Technological development of graphic, visual and audiovisual projects in alternative spaces of circulation and learning
Acosta, Paula (Universidad Jorge Tadeo Lozano)
Buitrago, Silvia (Universidad Jorge Tadeo Lozano)
Páez, Camilo (Universidad Jorge Tadeo Lozano)
Priscila Farias (Universidade de São Paulo, Brazil - in person)
Design as an academic discipline and its consequent level of professionalization in the academic environments has transformed historically and contextually with the establishment of theoretical and methodological frameworks that led to a gradual formalization and institutionalization of both practices and production processes emerging in the empirical and informal space. This highlighted the structural bases of the trade –as is the case of the graphic and visual arts– which were transformed over time together with the establishment of new media and technologies, which led to a curricular focus, although interdependent in form and content, on specialization, research and the creation of programs conducive to post-graduate training from a multidisciplinary contemporary and global vision.
This constant transformation receives from other areas of knowledge, incorporating in the curricular field academic legacies of disciplines such as the arts, architecture, visual cultures among others. Thus, the inherited curricular tradition (Goodson, 2000) has produced a series of curricula in which the original disciplines shifted with the change of programmatic contents endorsed by the academic institution.
Despite being a discipline linked to technological work, the vocational nature of design has been overlooked by the academic exercise, which in the desire to professionalize contents, has prioritized theoretical conceptualization, leaving aside the tradition of exercise and knowledge derived from the uses of techniques and technologies.
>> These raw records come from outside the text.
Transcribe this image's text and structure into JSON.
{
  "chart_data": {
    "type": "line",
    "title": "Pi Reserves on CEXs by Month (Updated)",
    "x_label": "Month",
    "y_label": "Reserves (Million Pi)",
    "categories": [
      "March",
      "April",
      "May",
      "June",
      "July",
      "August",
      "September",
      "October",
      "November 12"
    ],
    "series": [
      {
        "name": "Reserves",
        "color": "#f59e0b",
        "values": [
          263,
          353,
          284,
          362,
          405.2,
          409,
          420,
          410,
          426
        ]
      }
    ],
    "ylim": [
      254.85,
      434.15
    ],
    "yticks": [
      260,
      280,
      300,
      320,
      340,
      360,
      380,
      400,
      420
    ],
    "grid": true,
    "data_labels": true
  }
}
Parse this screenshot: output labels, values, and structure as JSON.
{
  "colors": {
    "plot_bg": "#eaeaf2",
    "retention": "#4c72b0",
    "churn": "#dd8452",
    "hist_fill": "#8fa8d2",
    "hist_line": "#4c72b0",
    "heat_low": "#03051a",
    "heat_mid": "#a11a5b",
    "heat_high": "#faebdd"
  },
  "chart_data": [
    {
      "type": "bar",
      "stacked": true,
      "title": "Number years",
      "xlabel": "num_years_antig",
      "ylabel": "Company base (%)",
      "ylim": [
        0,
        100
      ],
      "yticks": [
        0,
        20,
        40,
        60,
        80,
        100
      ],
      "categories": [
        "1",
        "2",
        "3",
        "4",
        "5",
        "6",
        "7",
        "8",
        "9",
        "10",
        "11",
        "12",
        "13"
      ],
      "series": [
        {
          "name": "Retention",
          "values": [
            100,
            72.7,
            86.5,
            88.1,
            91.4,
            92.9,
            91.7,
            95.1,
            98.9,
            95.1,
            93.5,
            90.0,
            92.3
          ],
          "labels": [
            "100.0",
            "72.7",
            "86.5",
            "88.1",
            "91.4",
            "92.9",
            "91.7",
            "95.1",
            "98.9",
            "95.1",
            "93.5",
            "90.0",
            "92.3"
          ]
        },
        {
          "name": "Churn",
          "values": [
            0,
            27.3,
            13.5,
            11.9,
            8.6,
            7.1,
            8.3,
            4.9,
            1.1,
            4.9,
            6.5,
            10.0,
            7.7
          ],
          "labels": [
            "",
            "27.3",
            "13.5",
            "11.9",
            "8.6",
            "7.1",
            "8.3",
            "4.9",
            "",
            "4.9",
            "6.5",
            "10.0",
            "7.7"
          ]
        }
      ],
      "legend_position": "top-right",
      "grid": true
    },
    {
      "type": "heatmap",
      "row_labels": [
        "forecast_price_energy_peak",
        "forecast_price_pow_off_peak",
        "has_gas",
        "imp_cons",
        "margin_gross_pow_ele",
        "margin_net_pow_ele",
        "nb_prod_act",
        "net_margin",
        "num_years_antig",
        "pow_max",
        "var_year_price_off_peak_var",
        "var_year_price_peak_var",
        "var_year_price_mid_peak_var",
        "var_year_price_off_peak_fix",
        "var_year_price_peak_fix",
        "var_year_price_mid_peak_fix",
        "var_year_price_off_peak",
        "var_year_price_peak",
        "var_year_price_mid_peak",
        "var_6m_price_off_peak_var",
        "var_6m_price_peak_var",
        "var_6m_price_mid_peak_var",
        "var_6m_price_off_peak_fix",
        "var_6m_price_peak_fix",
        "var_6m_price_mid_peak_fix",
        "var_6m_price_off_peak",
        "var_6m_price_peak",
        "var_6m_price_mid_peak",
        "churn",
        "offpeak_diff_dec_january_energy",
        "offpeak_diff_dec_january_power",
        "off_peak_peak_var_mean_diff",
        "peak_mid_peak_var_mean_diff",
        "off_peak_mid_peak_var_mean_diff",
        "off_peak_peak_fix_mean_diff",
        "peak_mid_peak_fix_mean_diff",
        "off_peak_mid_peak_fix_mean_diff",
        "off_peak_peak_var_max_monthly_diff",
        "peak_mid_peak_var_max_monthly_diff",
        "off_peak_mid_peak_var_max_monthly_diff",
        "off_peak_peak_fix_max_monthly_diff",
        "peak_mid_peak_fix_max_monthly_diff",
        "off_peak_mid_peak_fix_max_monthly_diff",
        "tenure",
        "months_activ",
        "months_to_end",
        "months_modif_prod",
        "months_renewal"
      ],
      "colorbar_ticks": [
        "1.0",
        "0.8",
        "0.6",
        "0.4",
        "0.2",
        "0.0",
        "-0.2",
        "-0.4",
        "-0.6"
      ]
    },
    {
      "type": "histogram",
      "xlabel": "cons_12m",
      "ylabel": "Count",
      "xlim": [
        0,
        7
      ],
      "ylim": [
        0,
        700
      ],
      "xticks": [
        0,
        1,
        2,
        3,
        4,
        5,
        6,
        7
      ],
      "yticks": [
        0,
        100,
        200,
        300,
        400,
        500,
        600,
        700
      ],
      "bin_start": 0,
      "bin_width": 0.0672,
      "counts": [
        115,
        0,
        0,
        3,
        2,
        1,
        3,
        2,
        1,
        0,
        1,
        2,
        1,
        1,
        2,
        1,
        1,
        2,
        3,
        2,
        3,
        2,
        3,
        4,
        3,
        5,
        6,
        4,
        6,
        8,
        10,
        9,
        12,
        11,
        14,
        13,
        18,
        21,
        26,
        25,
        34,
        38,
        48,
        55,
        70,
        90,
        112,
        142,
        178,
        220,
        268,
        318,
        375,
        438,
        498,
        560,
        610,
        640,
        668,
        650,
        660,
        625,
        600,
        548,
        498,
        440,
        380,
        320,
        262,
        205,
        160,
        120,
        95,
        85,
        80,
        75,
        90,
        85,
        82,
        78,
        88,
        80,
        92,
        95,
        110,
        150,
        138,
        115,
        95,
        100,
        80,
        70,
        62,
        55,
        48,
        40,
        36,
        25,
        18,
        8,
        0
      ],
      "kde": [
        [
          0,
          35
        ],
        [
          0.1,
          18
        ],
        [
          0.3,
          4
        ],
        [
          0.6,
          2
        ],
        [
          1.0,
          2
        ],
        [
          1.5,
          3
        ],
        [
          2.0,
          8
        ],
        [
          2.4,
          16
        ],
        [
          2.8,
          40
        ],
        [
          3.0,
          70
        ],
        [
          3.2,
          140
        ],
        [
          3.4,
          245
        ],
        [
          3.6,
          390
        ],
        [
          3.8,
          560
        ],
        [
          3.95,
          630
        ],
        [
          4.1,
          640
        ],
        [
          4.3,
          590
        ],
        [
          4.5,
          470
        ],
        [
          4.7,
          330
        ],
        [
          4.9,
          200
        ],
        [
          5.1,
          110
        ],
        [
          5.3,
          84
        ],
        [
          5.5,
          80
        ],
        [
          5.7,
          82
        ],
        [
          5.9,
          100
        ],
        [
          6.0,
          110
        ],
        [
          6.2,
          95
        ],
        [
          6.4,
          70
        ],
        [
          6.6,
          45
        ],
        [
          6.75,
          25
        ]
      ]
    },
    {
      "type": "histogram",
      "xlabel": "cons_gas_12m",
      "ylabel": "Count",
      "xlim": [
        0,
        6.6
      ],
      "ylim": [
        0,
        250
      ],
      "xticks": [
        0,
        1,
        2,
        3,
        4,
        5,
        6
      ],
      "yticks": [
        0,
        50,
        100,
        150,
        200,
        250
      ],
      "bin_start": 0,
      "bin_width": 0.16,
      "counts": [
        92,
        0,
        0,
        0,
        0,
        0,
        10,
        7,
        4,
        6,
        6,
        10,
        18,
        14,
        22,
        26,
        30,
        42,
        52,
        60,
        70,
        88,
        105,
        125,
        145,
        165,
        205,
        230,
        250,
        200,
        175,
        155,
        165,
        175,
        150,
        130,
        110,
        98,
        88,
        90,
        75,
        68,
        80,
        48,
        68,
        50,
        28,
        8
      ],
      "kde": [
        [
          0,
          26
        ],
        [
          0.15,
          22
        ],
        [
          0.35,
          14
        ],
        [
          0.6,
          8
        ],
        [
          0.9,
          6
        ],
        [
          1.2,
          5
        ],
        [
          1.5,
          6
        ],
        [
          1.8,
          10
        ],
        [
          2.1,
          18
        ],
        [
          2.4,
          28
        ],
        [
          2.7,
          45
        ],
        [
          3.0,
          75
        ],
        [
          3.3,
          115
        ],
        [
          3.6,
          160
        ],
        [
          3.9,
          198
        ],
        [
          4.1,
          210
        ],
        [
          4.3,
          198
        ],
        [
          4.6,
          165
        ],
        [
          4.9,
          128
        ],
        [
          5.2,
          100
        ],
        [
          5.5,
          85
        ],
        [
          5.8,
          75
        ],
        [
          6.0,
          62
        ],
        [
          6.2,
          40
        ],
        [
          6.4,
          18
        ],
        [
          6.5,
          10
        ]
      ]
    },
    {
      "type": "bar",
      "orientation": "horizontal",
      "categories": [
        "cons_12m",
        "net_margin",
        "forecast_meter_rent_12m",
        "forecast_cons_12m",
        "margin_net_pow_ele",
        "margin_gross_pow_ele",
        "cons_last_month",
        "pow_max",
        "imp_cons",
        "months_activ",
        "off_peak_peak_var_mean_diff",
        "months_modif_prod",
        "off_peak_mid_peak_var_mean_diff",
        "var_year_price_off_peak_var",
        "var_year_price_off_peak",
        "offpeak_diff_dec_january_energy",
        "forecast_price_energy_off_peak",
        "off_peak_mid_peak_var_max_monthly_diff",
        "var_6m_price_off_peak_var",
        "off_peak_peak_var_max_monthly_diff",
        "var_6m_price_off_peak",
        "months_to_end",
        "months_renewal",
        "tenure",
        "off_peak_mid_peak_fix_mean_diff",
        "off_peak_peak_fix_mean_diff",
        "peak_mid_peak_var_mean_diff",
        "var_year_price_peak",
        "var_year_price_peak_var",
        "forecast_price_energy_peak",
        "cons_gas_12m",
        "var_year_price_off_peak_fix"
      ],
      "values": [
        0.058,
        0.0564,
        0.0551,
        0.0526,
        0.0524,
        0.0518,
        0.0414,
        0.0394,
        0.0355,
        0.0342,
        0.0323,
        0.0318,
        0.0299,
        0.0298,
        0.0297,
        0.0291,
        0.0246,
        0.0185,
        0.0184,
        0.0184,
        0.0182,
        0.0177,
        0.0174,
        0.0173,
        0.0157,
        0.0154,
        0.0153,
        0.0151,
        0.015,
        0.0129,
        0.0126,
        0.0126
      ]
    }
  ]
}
From this perspective, we can see how the relationship between technology and society is not homogeneous, since in singular space-times the uses and appropriations of devices are far from the domain of prevailing technologies, even putting to the test concepts such as obsolescence and productivity from the discursive logics of political and economic sectors that characterize the views on the Global South.
This performative knowledge, consolidated in the historical time of experimentation and doing as a starting point of any analog or digital creative process, together with the expansion and access to information on technical-technological issues, and with an increasingly broad visual culture, allows this type of practice and off-center knowledge to be configured not only as alternative forms of production, but as spaces of agency that challenge the normative and hegemonic, the methodological, and the institutionalization of a practice whose roots are anchored in the collective space of the common.
The reflection on this constant transformation and the learning that has been retrieved from the technological concern of the different learning communities, are key inputs to understand the designs of each environment and build collaboratively a historical narrative whose identity is defined from the practice of design and its participants.
- Build a narrative located from technological appropriations as learning processes alternative to the academic institution, constructing new perspectives and experiences for a multiple history of design.
- Identify trends, behaviors and means related to the language of design processed from the use and appropriation of technologies, knowledge, practices and pedagogies decentered from institutional and regulatory structures.
- Establish relationships between the learning processes of the trade and the curricular structures that have been implemented in the design programs in academic institutions.
- Identify paradigmatic case studies where graphic, visual and/or audiovisual projects and practices converge, characterized by technical and/or technological experimentation and the production of knowledge from the productive perspective of these disciplines.